Leetcode for Fun

Starts from July 02, 2020


Some logs to document the Leetcode questions (after found a job)

07/02/2020 15:55

1478. Allocate Mailboxes

Classical DP:

  • f[house_i][k]: least cost if we set the k-th mailbox at house_i
    • f[house_i][k] = min(f[last_house_j][k-1] + cost=sum(min(dist(house_mid, house_i), dist(house_mid, house_j)) for i < mid < j)
    • with pre-calculated cost, T(N) = O(NK * N).
  • f[house_i][k]: least cost if we use k mailbox in range(i, n)
    • f[house_i][k] = f[house_j][k-1] + cost in range(i, j)
    • with pre-calculated cost, T(N) = O(N*N*K)

04/16/2021 00:54

from sortedcontainers import SortedList

Key takeaways from the doc:
The library uses `insort` to insert or remove an element. Although `insort` is O(N) in theory because all the elements might have to shift, but based on the doc, `insort` is very fast in reality because some processor optimization.
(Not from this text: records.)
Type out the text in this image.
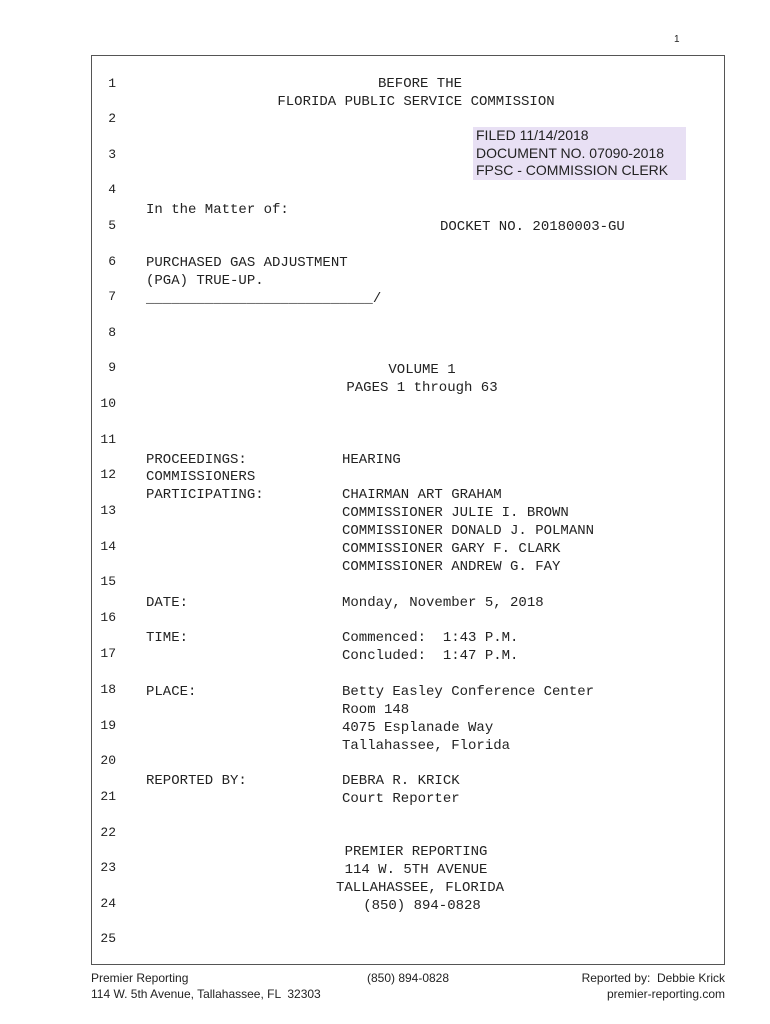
1
1
2
3
4
5
6
7
8
9
10
11
12
13
14
15
16
17
18
19
20
21
22
23
24
25
BEFORE THE
FLORIDA PUBLIC SERVICE COMMISSION
FILED 11/14/2018
DOCUMENT NO. 07090-2018
FPSC - COMMISSION CLERK
In the Matter of:
DOCKET NO. 20180003-GU
PURCHASED GAS ADJUSTMENT
(PGA) TRUE-UP.
___________________________/
VOLUME 1
PAGES 1 through 63
PROCEEDINGS:	HEARING
COMMISSIONERS
PARTICIPATING:	CHAIRMAN ART GRAHAM
COMMISSIONER JULIE I. BROWN
COMMISSIONER DONALD J. POLMANN
COMMISSIONER GARY F. CLARK
COMMISSIONER ANDREW G. FAY
DATE:	Monday, November 5, 2018
TIME:	Commenced:  1:43 P.M.
Concluded:  1:47 P.M.
PLACE:	Betty Easley Conference Center
Room 148
4075 Esplanade Way
Tallahassee, Florida
REPORTED BY:	DEBRA R. KRICK
Court Reporter
PREMIER REPORTING
114 W. 5TH AVENUE
TALLAHASSEE, FLORIDA
(850) 894-0828
Premier Reporting
114 W. 5th Avenue, Tallahassee, FL  32303
(850) 894-0828	Reported by:  Debbie Krick
premier-reporting.com
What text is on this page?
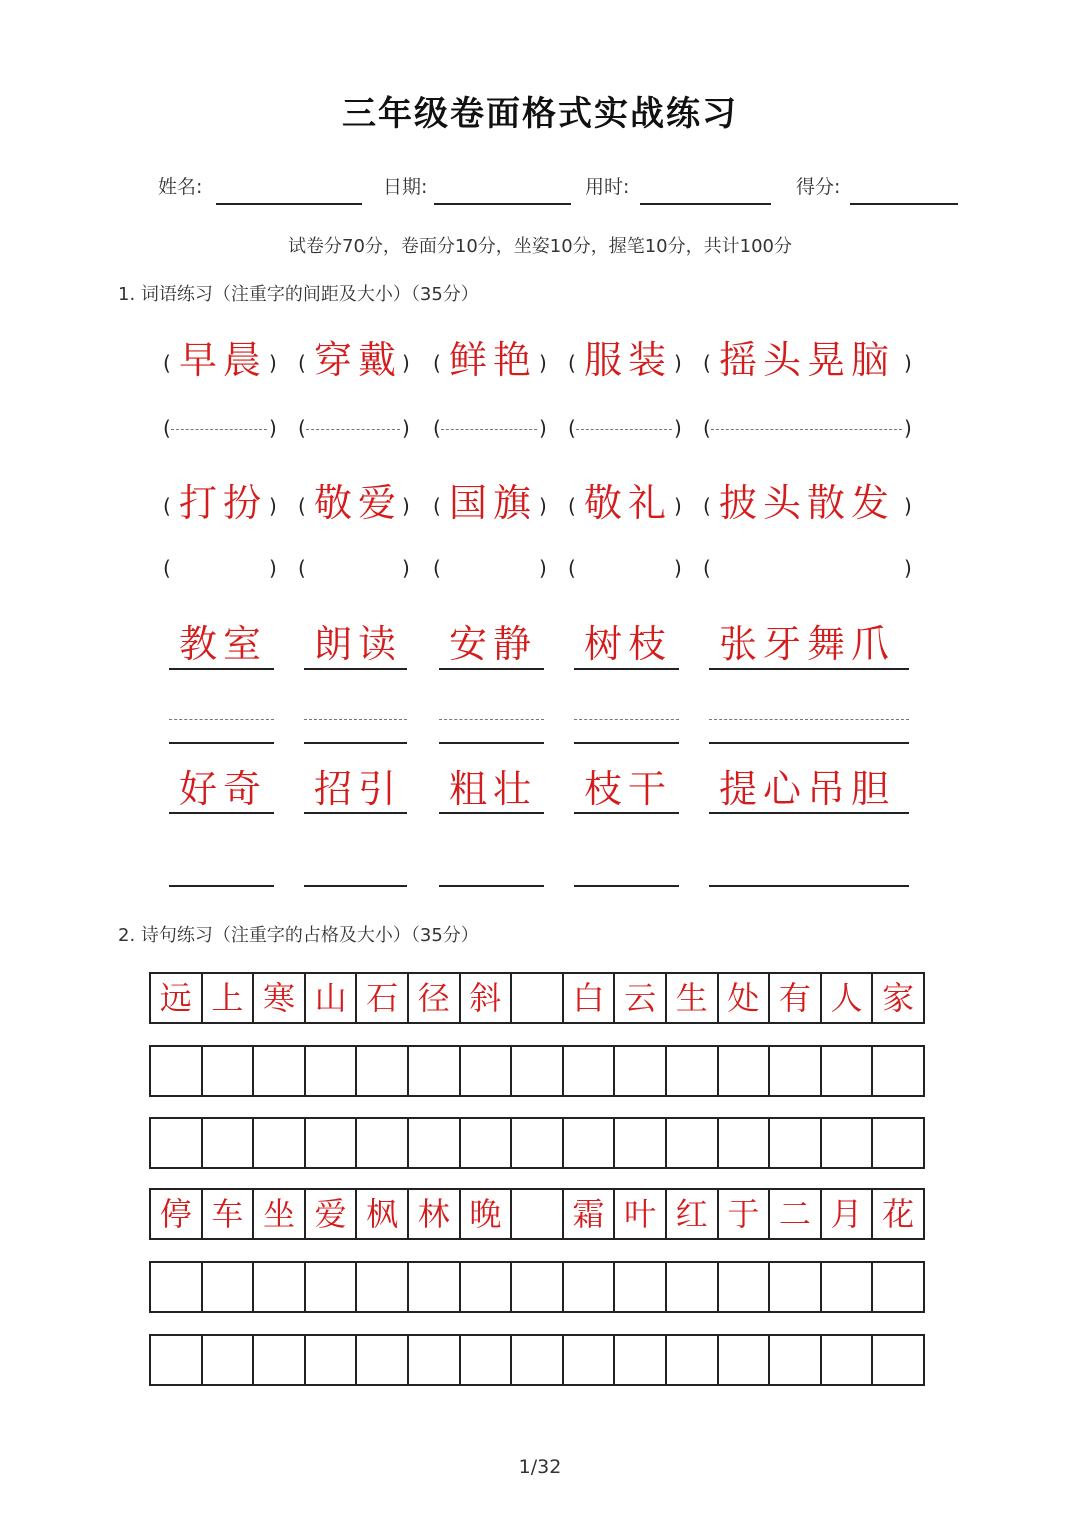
三年级卷面格式实战练习
姓名:	日期:	用时:	得分:
试卷分70分，卷面分10分，坐姿10分，握笔10分，共计100分
1. 词语练习（注重字的间距及大小）（35分）
(	)
早晨
(	)
(	)
穿戴
(	)
(	)
鲜艳
(	)
(	)
服装
(	)
(	)
摇头晃脑
(	)
(	)
打扮
(	)
(	)
敬爱
(	)
(	)
国旗
(	)
(	)
敬礼
(	)
(	)
披头散发
(	)
教室 朗读 安静 树枝 张牙舞爪
好奇 招引 粗壮 枝干 提心吊胆
2. 诗句练习（注重字的占格及大小）（35分）
远 上 寒 山 石 径 斜	白 云 生 处 有 人 家
停 车 坐 爱 枫 林 晚	霜 叶 红 于 二 月 花
1/32
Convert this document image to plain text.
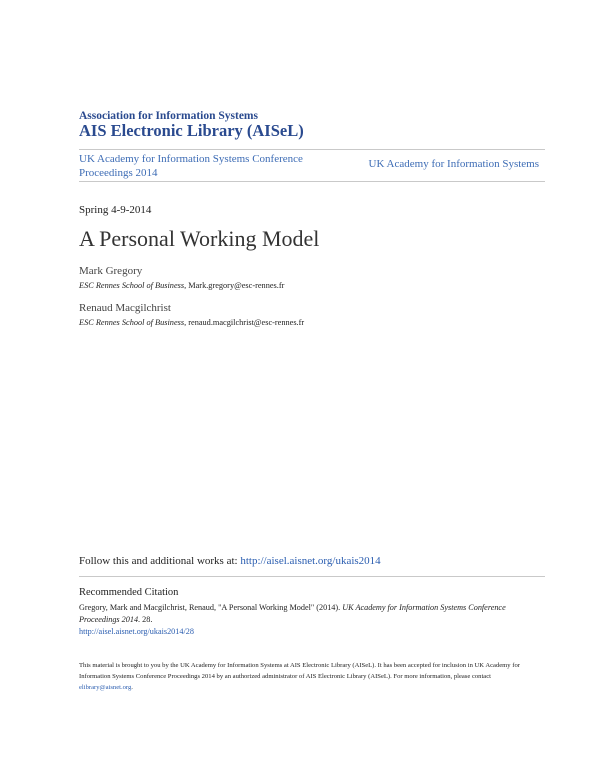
Association for Information Systems
AIS Electronic Library (AISeL)
UK Academy for Information Systems Conference Proceedings 2014
UK Academy for Information Systems
Spring 4-9-2014
A Personal Working Model
Mark Gregory
ESC Rennes School of Business, Mark.gregory@esc-rennes.fr
Renaud Macgilchrist
ESC Rennes School of Business, renaud.macgilchrist@esc-rennes.fr
Follow this and additional works at: http://aisel.aisnet.org/ukais2014
Recommended Citation
Gregory, Mark and Macgilchrist, Renaud, "A Personal Working Model" (2014). UK Academy for Information Systems Conference Proceedings 2014. 28.
http://aisel.aisnet.org/ukais2014/28
This material is brought to you by the UK Academy for Information Systems at AIS Electronic Library (AISeL). It has been accepted for inclusion in UK Academy for Information Systems Conference Proceedings 2014 by an authorized administrator of AIS Electronic Library (AISeL). For more information, please contact elibrary@aisnet.org.
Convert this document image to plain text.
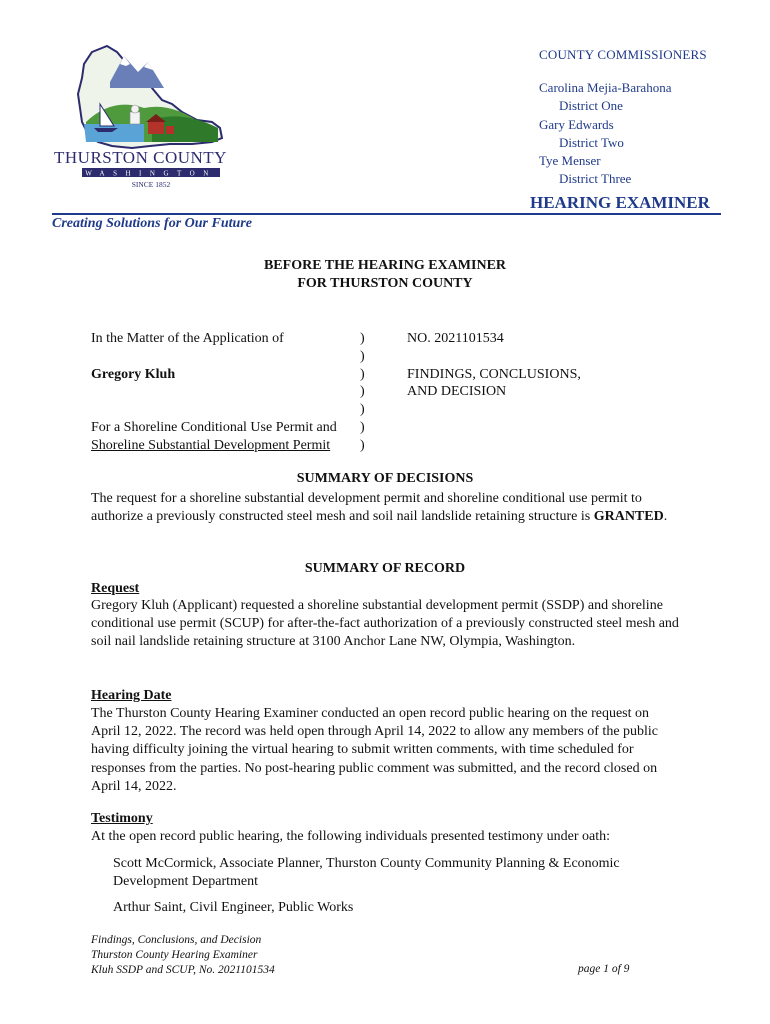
THURSTON COUNTY
WASHINGTON
SINCE 1852
COUNTY COMMISSIONERS
Carolina Mejia-Barahona
District One
Gary Edwards
District Two
Tye Menser
District Three
HEARING EXAMINER
Creating Solutions for Our Future
BEFORE THE HEARING EXAMINER
FOR THURSTON COUNTY
In the Matter of the Application of
Gregory Kluh
For a Shoreline Conditional Use Permit and
Shoreline Substantial Development Permit
)
)
)
)
)
)
)
NO. 2021101534
FINDINGS, CONCLUSIONS,
AND DECISION
SUMMARY OF DECISIONS
The request for a shoreline substantial development permit and shoreline conditional use permit to authorize a previously constructed steel mesh and soil nail landslide retaining structure is GRANTED.
SUMMARY OF RECORD
Request
Gregory Kluh (Applicant) requested a shoreline substantial development permit (SSDP) and shoreline conditional use permit (SCUP) for after-the-fact authorization of a previously constructed steel mesh and soil nail landslide retaining structure at 3100 Anchor Lane NW, Olympia, Washington.
Hearing Date
The Thurston County Hearing Examiner conducted an open record public hearing on the request on April 12, 2022. The record was held open through April 14, 2022 to allow any members of the public having difficulty joining the virtual hearing to submit written comments, with time scheduled for responses from the parties. No post-hearing public comment was submitted, and the record closed on April 14, 2022.
Testimony
At the open record public hearing, the following individuals presented testimony under oath:
Scott McCormick, Associate Planner, Thurston County Community Planning & Economic Development Department
Arthur Saint, Civil Engineer, Public Works
Findings, Conclusions, and Decision
Thurston County Hearing Examiner
Kluh SSDP and SCUP, No. 2021101534	page 1 of 9
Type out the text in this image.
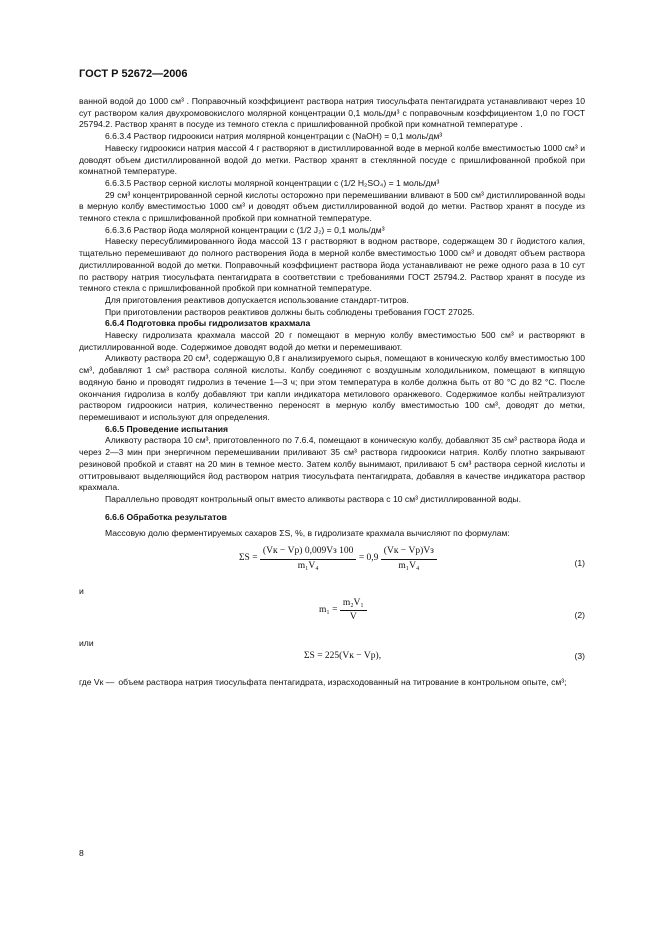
ГОСТ Р 52672—2006

ванной водой до 1000 см³ . Поправочный коэффициент раствора натрия тиосульфата пентагидрата устанавливают через 10 сут раствором калия двухромовокислого молярной концентрации 0,1 моль/дм³ с поправочным коэффициентом 1,0 по ГОСТ 25794.2. Раствор хранят в посуде из темного стекла с пришлифованной пробкой при комнатной температуре .

6.6.3.4 Раствор гидроокиси натрия молярной концентрации c (NaOH) = 0,1 моль/дм³

Навеску гидроокиси натрия массой 4 г растворяют в дистиллированной воде в мерной колбе вместимостью 1000 см³ и доводят объем дистиллированной водой до метки. Раствор хранят в стеклянной посуде с пришлифованной пробкой при комнатной температуре.

6.6.3.5 Раствор серной кислоты молярной концентрации c (1/2 H₂SO₄) = 1 моль/дм³

29 см³ концентрированной серной кислоты осторожно при перемешивании вливают в 500 см³ дистиллированной воды в мерную колбу вместимостью 1000 см³ и доводят объем дистиллированной водой до метки. Раствор хранят в посуде из темного стекла с пришлифованной пробкой при комнатной температуре.

6.6.3.6 Раствор йода молярной концентрации c (1/2 J₂) = 0,1 моль/дм³

Навеску пересублимированного йода массой 13 г растворяют в водном растворе, содержащем 30 г йодистого калия, тщательно перемешивают до полного растворения йода в мерной колбе вместимостью 1000 см³ и доводят объем раствора дистиллированной водой до метки. Поправочный коэффициент раствора йода устанавливают не реже одного раза в 10 сут по раствору натрия тиосульфата пентагидрата в соответствии с требованиями ГОСТ 25794.2. Раствор хранят в посуде из темного стекла с пришлифованной пробкой при комнатной температуре.

Для приготовления реактивов допускается использование стандарт-титров.

При приготовлении растворов реактивов должны быть соблюдены требования ГОСТ 27025.

6.6.4 Подготовка пробы гидролизатов крахмала

Навеску гидролизата крахмала массой 20 г помещают в мерную колбу вместимостью 500 см³ и растворяют в дистиллированной воде. Содержимое доводят водой до метки и перемешивают.

Аликвоту раствора 20 см³, содержащую 0,8 г анализируемого сырья, помещают в коническую колбу вместимостью 100 см³, добавляют 1 см³ раствора соляной кислоты. Колбу соединяют с воздушным холодильником, помещают в кипящую водяную баню и проводят гидролиз в течение 1—3 ч; при этом температура в колбе должна быть от 80 °C до 82 °C. После окончания гидролиза в колбу добавляют три капли индикатора метилового оранжевого. Содержимое колбы нейтрализуют раствором гидроокиси натрия, количественно переносят в мерную колбу вместимостью 100 см³, доводят до метки, перемешивают и используют для определения.

6.6.5 Проведение испытания

Аликвоту раствора 10 см³, приготовленного по 7.6.4, помещают в коническую колбу, добавляют 35 см³ раствора йода и через 2—3 мин при энергичном перемешивании приливают 35 см³ раствора гидроокиси натрия. Колбу плотно закрывают резиновой пробкой и ставят на 20 мин в темное место. Затем колбу вынимают, приливают 5 см³ раствора серной кислоты и оттитровывают выделяющийся йод раствором натрия тиосульфата пентагидрата, добавляя в качестве индикатора раствор крахмала.

Параллельно проводят контрольный опыт вместо аликвоты раствора с 10 см³ дистиллированной воды.

6.6.6 Обработка результатов

Массовую долю ферментируемых сахаров ΣS, %, в гидролизате крахмала вычисляют по формулам:

$\Sigma S = \frac{(Vк - Vр) 0,009Vз 100}{\text{m₁V₄}} = 0,9 \frac{(Vк - Vр)Vз}{\text{m₁V₄}}$	(1)

и

$m_1 = \frac{\text{m₂V₁}}{V}$	(2)

или

ΣS = 225(Vк − Vр),	(3)
где Vк — объем раствора натрия тиосульфата пентагидрата, израсходованный на титрование в контрольном опыте, см³;
8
To prevent `insort` taking long time on a long List, the library split the List into multiple Lists (split when larger than a threshold and merge with neighbors if possible).

04/23/2021 00:24

csp 2021 Apr No4:

04/24/2021 09:42

bloom filter

05/06/2021 22:03

CF 1515E

  • Original thought:
    • dp[light_length][left_on][right_on][#manually_turned_on] = dp[left_part][left_on][True][j] * dp[right_part][True][right_on][k]
    • which requires O(n*2*2*n*n*n)
  • Key observation:
    • If we mark manually turned on lights as 1 and automatic ones as 0, one valid plan should look like 11101110111011
      • The first and last should be manually turned on
      • there will no two consecutive 0
    • In other words, we can split the array by 0s. And for each consecutive 1s, we can process them one block by one block
      • In a 1-block with k 1s, there are 2^(k-1) ways to turn it on. This can reduce the calculation
    • Final dp
      • dp[light_length][#manually_turned_on] = dp[light_length-last_block_len-1][#manually_turned_on-lask_block_len] * 2^(lask_block_len) * C(#manually_turned_on, lask_block_len)
  • Takeaway:
    • think about the nature of the problem. Do rush into the dp.